Do you perform an annual assessment of your firm’s strengths and weaknesses? Most of the firms in this habit have a similar way of interpreting the results: breeze right past the strengths and instead focus laser-like on the weaknesses. In extreme cases, managers ignore the findings about strengths altogether and quite literally obsess about the weaknesses. 

This is precisely the wrong reaction. The late great Peter Drucker got it right when he observed that most professionals are so busy working on yesterday’sproblems that they have no time to work on today’s opportunities. He famously taught the idea that we should “Starve the problems and feed the opportunities.” 

Having the perspective and the will to focus not on problems but opportunities is perhaps the biggest differentiator between the good and the great in this business. 

So many opportunities, so little time

After decades of convincing social science on the subject, it’s now widely accepted that changing the basic habits of working professionals is infernally difficult if not impossible. As adult humans, we are pretty much who we are, and even the most fervent coaching is likely to produce only a modest change in daily behaviors. Experience has shown that the same is largely true for companies and their cultures. 

This isn’t to say that we shouldn’t address serious violations of expected performance (personal or company). It’s just that we expend so much of our energy on “problem people” and “problem clients” that we leave no time for business model innovation, development of new services, or creation of new competencies.

Not imitation, but innovation

Capitalizing on strengths to develop new competencies does not mean importing capabilities that already exist elsewhere.
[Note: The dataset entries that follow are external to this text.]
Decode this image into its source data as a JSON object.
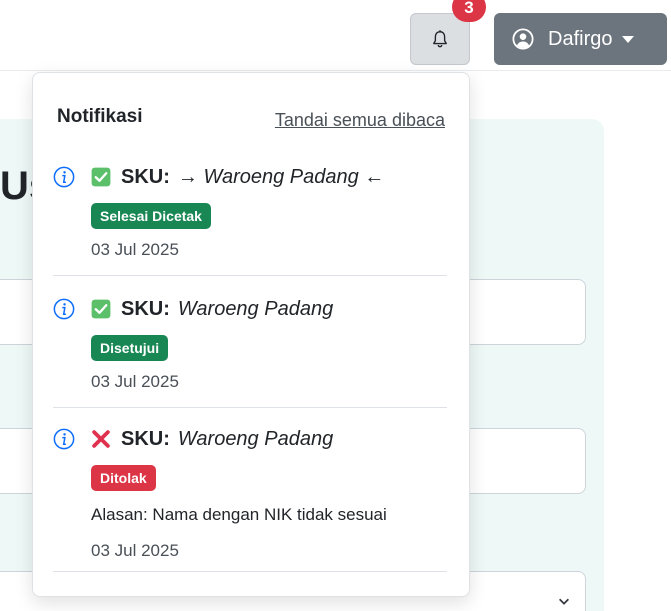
{
  "header": {
    "notification_count": "3",
    "user_name": "Dafirgo"
  },
  "notifications": {
    "title": "Notifikasi",
    "mark_all_read": "Tandai semua dibaca",
    "items": [
      {
        "status_icon": "check-box-icon",
        "sku_label": "SKU:",
        "sku_name": "→ Waroeng Padang ←",
        "status": "Selesai Dicetak",
        "status_color": "#198754",
        "reason": "",
        "date": "03 Jul 2025"
      },
      {
        "status_icon": "check-box-icon",
        "sku_label": "SKU:",
        "sku_name": "Waroeng Padang",
        "status": "Disetujui",
        "status_color": "#198754",
        "reason": "",
        "date": "03 Jul 2025"
      },
      {
        "status_icon": "cross-icon",
        "sku_label": "SKU:",
        "sku_name": "Waroeng Padang",
        "status": "Ditolak",
        "status_color": "#dc3545",
        "reason": "Alasan: Nama dengan NIK tidak sesuai",
        "date": "03 Jul 2025"
      }
    ]
  },
  "background": {
    "heading_fragment": "Us"
  },
  "colors": {
    "accent_green": "#198754",
    "accent_red": "#dc3545",
    "user_button": "#6c757d",
    "card_bg": "#eef8f7"
  }
}
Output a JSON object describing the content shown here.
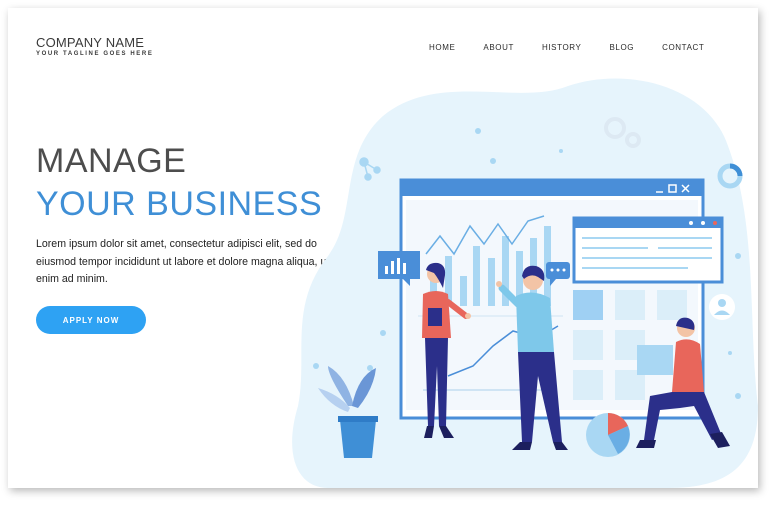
{
  "brand": {
    "name": "COMPANY NAME",
    "tagline": "YOUR TAGLINE GOES HERE"
  },
  "nav": {
    "items": [
      "HOME",
      "ABOUT",
      "HISTORY",
      "BLOG",
      "CONTACT"
    ]
  },
  "hero": {
    "title_line1": "MANAGE",
    "title_line2": "YOUR BUSINESS",
    "body": "Lorem ipsum dolor sit amet, consectetur adipisci elit, sed do eiusmod tempor incididunt ut labore et dolore magna aliqua, ut enim ad minim.",
    "cta": "APPLY NOW"
  },
  "colors": {
    "accent": "#3f8fd6",
    "button": "#2ea2f3",
    "blob": "#e6f4fc",
    "window": "#4a8ed8",
    "shirt_red": "#e8665b",
    "pants_navy": "#2b2f8a"
  },
  "icons": [
    "bar-chart-icon",
    "chat-bubble-icon",
    "gear-icon",
    "user-icon",
    "pie-chart-icon",
    "ring-icon"
  ]
}
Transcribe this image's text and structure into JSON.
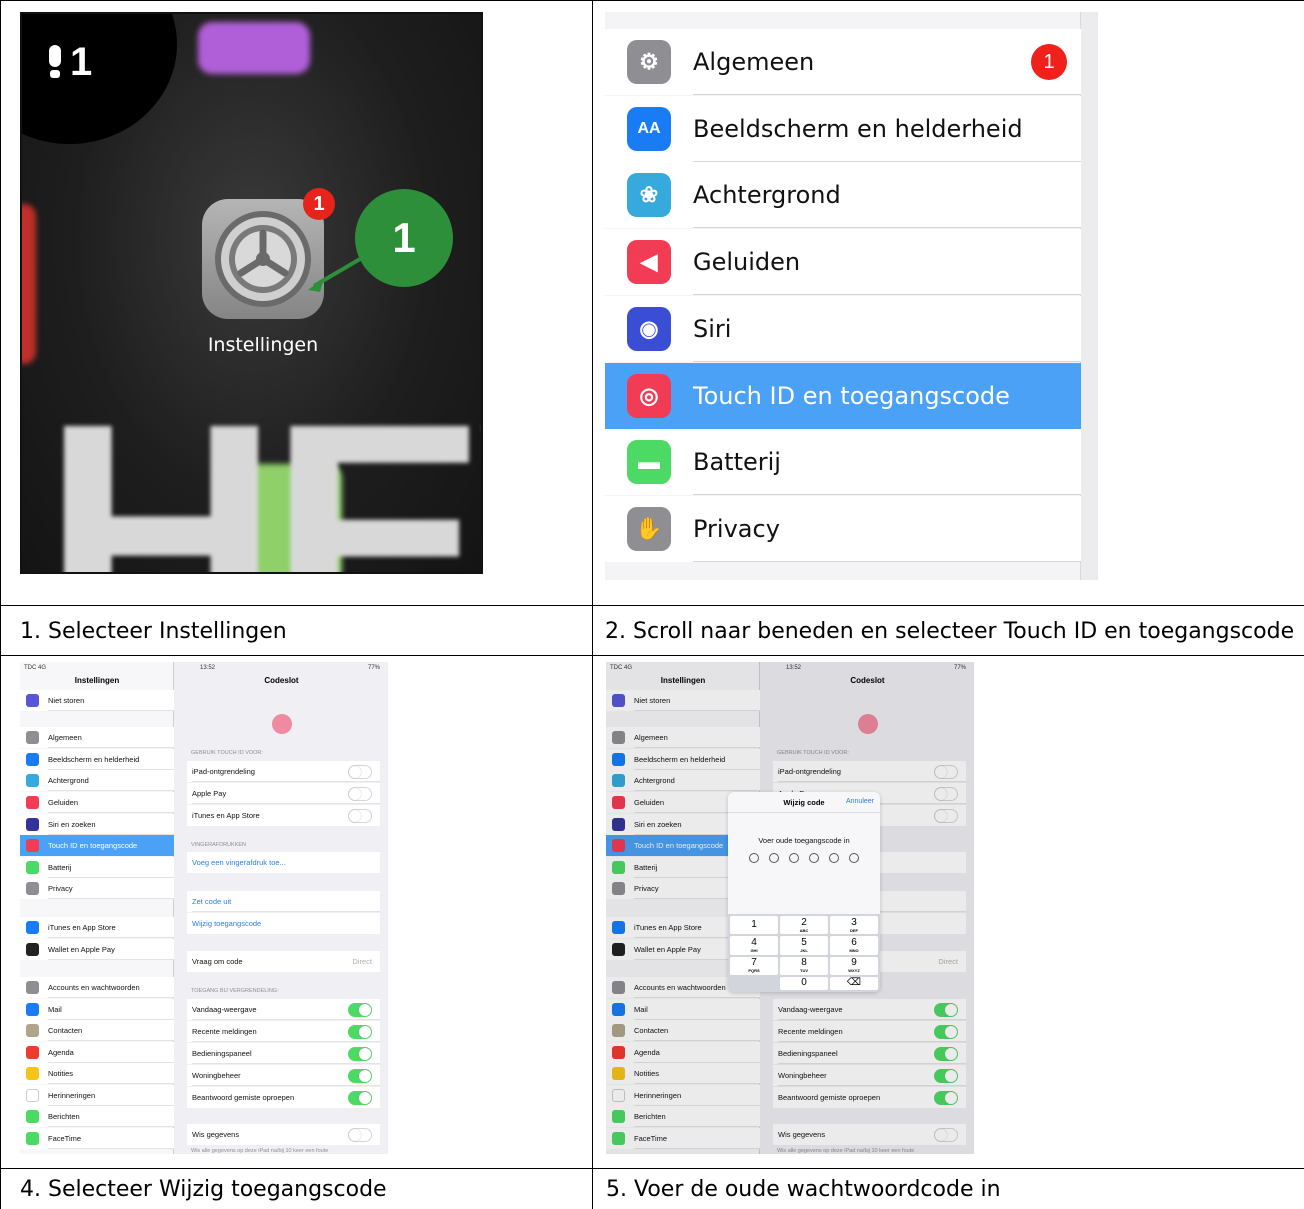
{
  "captions": {
    "c1": "1. Selecteer Instellingen",
    "c2": "2. Scroll naar beneden en selecteer Touch ID en toegangscode",
    "c4": "4. Selecteer Wijzig toegangscode",
    "c5": "5. Voer de oude wachtwoordcode in"
  },
  "home": {
    "step_number": "1",
    "app_label": "Instellingen",
    "app_badge": "1",
    "callout": "1",
    "background_letters": "HEY"
  },
  "settings_list": {
    "items": [
      {
        "label": "Algemeen",
        "icon": "gear-icon",
        "color": "#8e8e93",
        "badge": "1"
      },
      {
        "label": "Beeldscherm en helderheid",
        "icon": "text-size-icon",
        "color": "#1a7cf5"
      },
      {
        "label": "Achtergrond",
        "icon": "flower-icon",
        "color": "#36aadc"
      },
      {
        "label": "Geluiden",
        "icon": "speaker-icon",
        "color": "#f23b55"
      },
      {
        "label": "Siri",
        "icon": "siri-icon",
        "color": "#3a4ed5"
      },
      {
        "label": "Touch ID en toegangscode",
        "icon": "fingerprint-icon",
        "color": "#f23b55",
        "selected": true
      },
      {
        "label": "Batterij",
        "icon": "battery-icon",
        "color": "#4cd964"
      },
      {
        "label": "Privacy",
        "icon": "hand-icon",
        "color": "#8e8e93"
      }
    ]
  },
  "ipad": {
    "status_left": "TDC 4G",
    "status_time": "13:52",
    "status_right": "77%",
    "sidebar_title": "Instellingen",
    "sidebar": [
      {
        "label": "Niet storen",
        "color": "#5856d6"
      },
      {
        "label": "Algemeen",
        "color": "#8e8e93"
      },
      {
        "label": "Beeldscherm en helderheid",
        "color": "#1a7cf5"
      },
      {
        "label": "Achtergrond",
        "color": "#36aadc"
      },
      {
        "label": "Geluiden",
        "color": "#f23b55"
      },
      {
        "label": "Siri en zoeken",
        "color": "#333399"
      },
      {
        "label": "Touch ID en toegangscode",
        "color": "#f23b55",
        "selected": true
      },
      {
        "label": "Batterij",
        "color": "#4cd964"
      },
      {
        "label": "Privacy",
        "color": "#8e8e93"
      },
      {
        "label": "iTunes en App Store",
        "color": "#1a7cf5"
      },
      {
        "label": "Wallet en Apple Pay",
        "color": "#222222"
      },
      {
        "label": "Accounts en wachtwoorden",
        "color": "#8e8e93"
      },
      {
        "label": "Mail",
        "color": "#1a7cf5"
      },
      {
        "label": "Contacten",
        "color": "#b0a48a"
      },
      {
        "label": "Agenda",
        "color": "#f23b30"
      },
      {
        "label": "Notities",
        "color": "#f5c518"
      },
      {
        "label": "Herinneringen",
        "color": "#ffffff"
      },
      {
        "label": "Berichten",
        "color": "#4cd964"
      },
      {
        "label": "FaceTime",
        "color": "#4cd964"
      }
    ],
    "detail_title": "Codeslot",
    "touch_header": "GEBRUIK TOUCH ID VOOR:",
    "touch_rows": [
      "iPad-ontgrendeling",
      "Apple Pay",
      "iTunes en App Store"
    ],
    "finger_header": "VINGERAFDRUKKEN",
    "add_finger": "Voeg een vingerafdruk toe...",
    "code_off": "Zet code uit",
    "change_code": "Wijzig toegangscode",
    "ask_code": "Vraag om code",
    "ask_code_value": "Direct",
    "lock_header": "TOEGANG BIJ VERGRENDELING:",
    "lock_rows": [
      "Vandaag-weergave",
      "Recente meldingen",
      "Bedieningspaneel",
      "Woningbeheer",
      "Beantwoord gemiste oproepen"
    ],
    "erase": "Wis gegevens",
    "erase_note": "Wis alle gegevens op deze iPad na/bij 10 keer een foute"
  },
  "modal": {
    "title": "Wijzig code",
    "cancel": "Annuleer",
    "prompt": "Voer oude toegangscode in",
    "keys": [
      {
        "n": "1",
        "s": ""
      },
      {
        "n": "2",
        "s": "ABC"
      },
      {
        "n": "3",
        "s": "DEF"
      },
      {
        "n": "4",
        "s": "GHI"
      },
      {
        "n": "5",
        "s": "JKL"
      },
      {
        "n": "6",
        "s": "MNO"
      },
      {
        "n": "7",
        "s": "PQRS"
      },
      {
        "n": "8",
        "s": "TUV"
      },
      {
        "n": "9",
        "s": "WXYZ"
      },
      {
        "n": "",
        "s": ""
      },
      {
        "n": "0",
        "s": ""
      },
      {
        "n": "⌫",
        "s": ""
      }
    ]
  }
}
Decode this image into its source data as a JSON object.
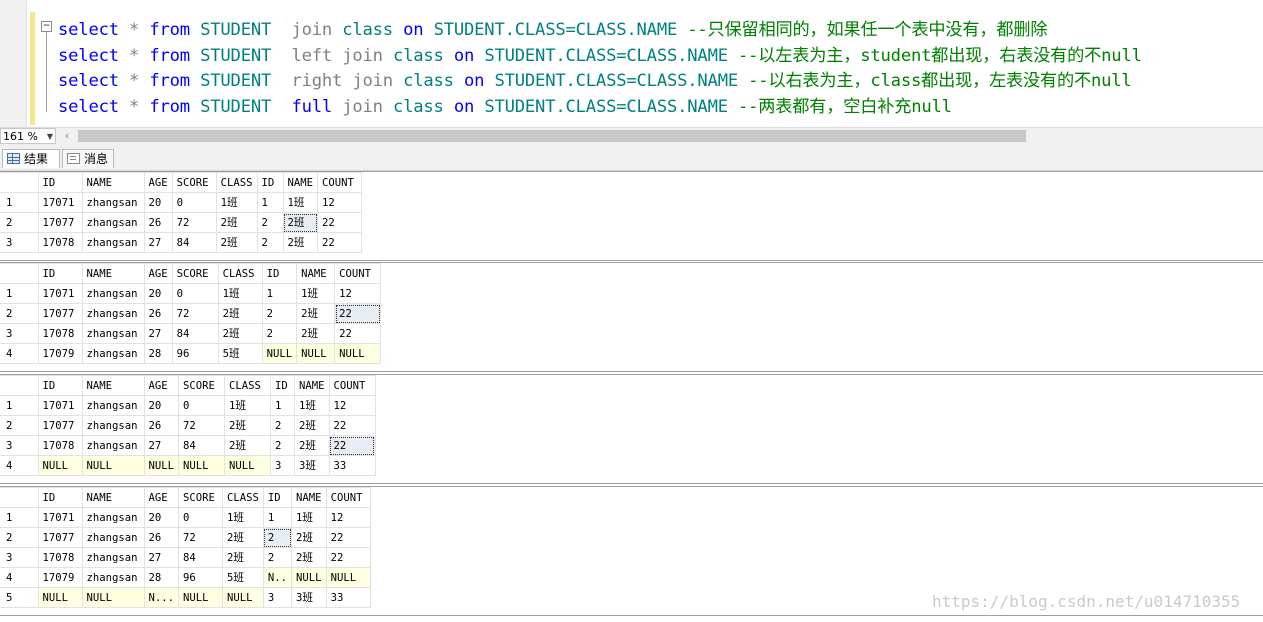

Copying is easy. In professional services, it mostly just involves hiring the necessary talent from another firm. 

Copying only keeps you at parity, which is likely not your long-term ambition. It also does very little to add real value to your firm. It’s currently estimated that up to a third of all the art in the world is painted in China, much of it copied from the work of well-known artists. As Seth Godin points out, “Nobody is ever willing to pay more for a copy.” 

On a recent trip to that part of the world, I noted a sign in front of a store that seemed to be brutally honest about what customers might expect to find inside. It reads: “Xinrong Parity Supermarket.”

Innovation — true innovation — requires initiative and hustle. It also requires the kind of dedicated time that most professional managers seem not to have. The place to find it is in Drucker’s admonition to “starve the problems.” Firefighting isn’t leadership.

The misguided pursuit of across-the-board excellence

The balanced company that’s good at everything is no more realistic than the balanced employee who’s good at everything. As strategy practitioners Paul Leinwand and Cesare Mainardi observe, management teams in most firms are almost always fixated on addressing too many objectives. “It is all too easy to continually shift your focus—to deal with exigencies and never quite build the capabilities you need,” they note. “You gain a right to play in many markets, but a right to win in none.”

Exceptional businesses earn their reputations not because they deliver exceptional service (even though most of them do), but because they are devoted to leveraging their core competencies to create exceptional customer solutions. Wieden+Kennedy’s Martin Weigel points out there is no better example of this than Apple going from strength to strength to develop today’s iPhone. 

We need to embrace and celebrate the areas where our company excels, and use these strengths as the proving ground where we can develop, test, and deploy services designed to fill the unmet needs of clients. 

For example, the agency Meers in Kansas City has leveraged its considerable knowledge in the area of health insurance marketing to develop a “Text-to-Quote” messaging app. (Even better, the agency owns the IP; the app is licensed to clients). Austin-based SandersWingo has built on its expertise in the application of behavioral economics to marketing by creating a Behavioral Science Lab. In Louisville, Kentucky, the agency Power, which focuses on products installed in the home,is continually building digital products designed to support the B2B dealer networks that sell their clients’ products (such as VR experiences at tradeshows).

These agencies, and many more, understand that the future of their business will be determined by offerings that transcend the quotidian creation and implementation of “campaigns.”

A reputation for innovation is exceptionally valuable. And as the legendary investor Warren Buffet reminds us, “You can have enough money, but you can never have enough reputation.”

Strengths are everything

There’s a reason we’ve never heard the phrase, “ Leverage your weaknesses.” Instead, the advice of people who have studied organizational behavior encourage us to “Make the most of your company’s strengths, and neutralize its weaknesses.” Weaknesses contribute nothing to your organization; only strengths do, so ask your strengths to contribute even more.

Remember that the success you’re enjoying today is largely the result of yesterday’s investments. The most powerful predictor of tomorrow’s success is a mindset that is focused on your strengths and opportunities, not your weaknesses and problems.